Local KBase Server Certs
Background
When developing kbase-ui, the recommended workflow requires that the developer operate the kbase-ui web app at a normal kbase host. The simplest workflow utilizes a self-signed certificate, since it is automatically inside the development proxy.
This works for the development process, but introduces a few issues:
-
Browsers require extra steps in order to operate against servers with self signed certificates.
-
All browsers work best in private or incognito mode with self signed certificates
-
Some browser plugins, including some development tools like google tag assistant, do not work in private or incognito mode.
-
As browsers tighten up security policies, they may require refuse to work or require manual configuration to work with self signed certs.
Solution
There is a solution to this issue, which allows the use of locally generated certificates, granted against the appropriate hosts.
These local certificates are recognized as valid certificates – they do not generate browser errors or require extra workarounds, once installed.
This allows using a browser in its normal mode, including full plugin support.
Instructions
The solution hinges on a utility named mkcert
- https://github.com/FiloSottile/mkcert
mkcert
works by installing its own certficate authority (CS) into the local system and browser (Firefox, Chrome) trust stores and generating a certificate and key which will be subsequently trusted, and avoid browser (and test tool) workarounds required by using a self signed cert.

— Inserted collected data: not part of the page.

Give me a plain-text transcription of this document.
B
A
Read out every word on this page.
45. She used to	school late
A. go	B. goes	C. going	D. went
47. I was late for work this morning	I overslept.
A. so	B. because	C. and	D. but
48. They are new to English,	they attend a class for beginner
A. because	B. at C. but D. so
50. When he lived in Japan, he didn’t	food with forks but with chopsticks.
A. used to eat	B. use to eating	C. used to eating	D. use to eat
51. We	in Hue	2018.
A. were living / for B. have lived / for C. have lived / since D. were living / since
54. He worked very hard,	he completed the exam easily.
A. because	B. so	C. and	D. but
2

While the prospect of installing a “fake” trusted certificate on your local machine may seem scary, the tool is widely used and completely reversible.
Instructions for installing it can be found at the repo cited above.
macports
For example, if you are a macOS user utilized macports:
sudo port selfupdate
sudo port install mkcert
sudo port install nss
After installing mkcert, the kbase-ui Makefile provides support
set up mkcert
Before using the mkcert-generated certs, you need to install the host-wide root cert:
mkcert -install
generate cert files
kbase-ui now has a script to generate server cert files and place them in the correct location. That location is within the development proxy ssl directory (tools/proxy/contents/ssl
).
make dev-cert
After this the certs will be in the proper location for the local proxy, and it can be run as normal.
Build kbase-ui as normal
The local cert will be available to the kbase-ui development proxy after the next build.
If you have not build kbase-ui yet, you can proceed with that build.
If you have build kbase-ui already with a self-signed cert, you will need to use an option to force rebuilding the image:
make dev-start build-image=t
remove mkcert
mkcert -uninstall
make remove-dev-cert
Enabling self signed certs
If you do not install the dev cert through the process described above, a self signed certificate will be generated when the proxy is launched.